Everything Everything - Arch Enemy

Updated: May 14, 2020



New Everything Everything. The wait is up. Every time this band return it flares straight up and leaves a smokey crater in the ground (‘Can’t Do’, ‘Distant Past’, ‘Schoolin’). Tonight is no different. The track’s called ‘Arch Enemy’, and it’s another non-stop barnstormer. It’s not their first single back of course. You’ll have heard ‘In Birdsong’, the first new music from the band since 2018’s ‘A Deeper Sea’ EP, with its quicksilver, beguiling beauty. Though not originally the first single from the album, the band wanted to be “responsive to the changed landscape”, and it emerged as the “appropriate song to reappear with”. Like 'Tin (The Manhole)' and 'No Reptiles' before it, 'In Birdsong' cuts straight to the heart of what Everything Everything are about. It’s both a coda to what came before (2018’s ‘A Deeper Sea’) and a drum-roll for what’s next… ‘Arch Enemy’ too is classic EE. Full of melody, full of ideas – it’s perfectly focused pop music. Interestingly though, that core idea in ‘In Birdsong’ carries through.

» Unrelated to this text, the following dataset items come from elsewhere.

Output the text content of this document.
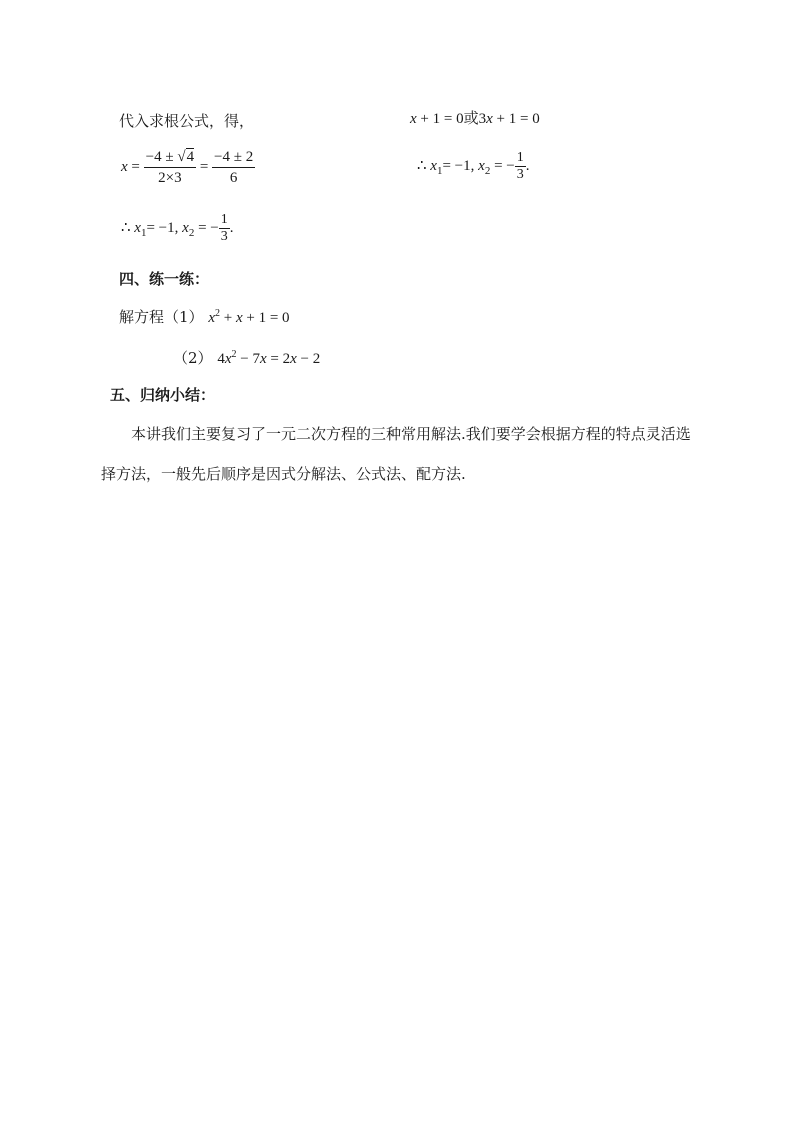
代入求根公式，得，
$x = \frac{-4 \pm √4}{2\times 3} = \frac{-4 \pm 2}{6}$
∴ $x_1= -1$, $x_2$ = − $\frac{1}{3}$ .
x + 1 = 0或3x + 1 = 0
∴ $x_1= -1$, $x_2$ = − $\frac{1}{3}$ .
四、练一练：
解方程（1） $x^2 + x + 1 = 0$
（2） $4x^2 - 7x = 2x - 2$
五、归纳小结：
本讲我们主要复习了一元二次方程的三种常用解法.我们要学会根据方程的特点灵活选择方法，一般先后顺序是因式分解法、公式法、配方法.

It’s inspired by a theory from psychologist Julian Jaynes: imagine what it must have felt like to be the first self-aware human, as the higher brain and lower brain fuses together. That's an Everything Everything album just waiting to happen. “It’s about your dark side,” says frontman Jonathan Higgs, “how you have self-will, how you decide whether you’re going to follow your own path… I felt like there’s loads of stuff that this one theory sparked in me, that loads of ideas could come out of this”. The pieces are starting to fall into place for Album Five, dropping in August. It’s called ‘Re-Animator’, John Congleton’s on board (grammy-tier producer for St Vincent, Angel Olsen, Bombay Bicycle Club). I am excited.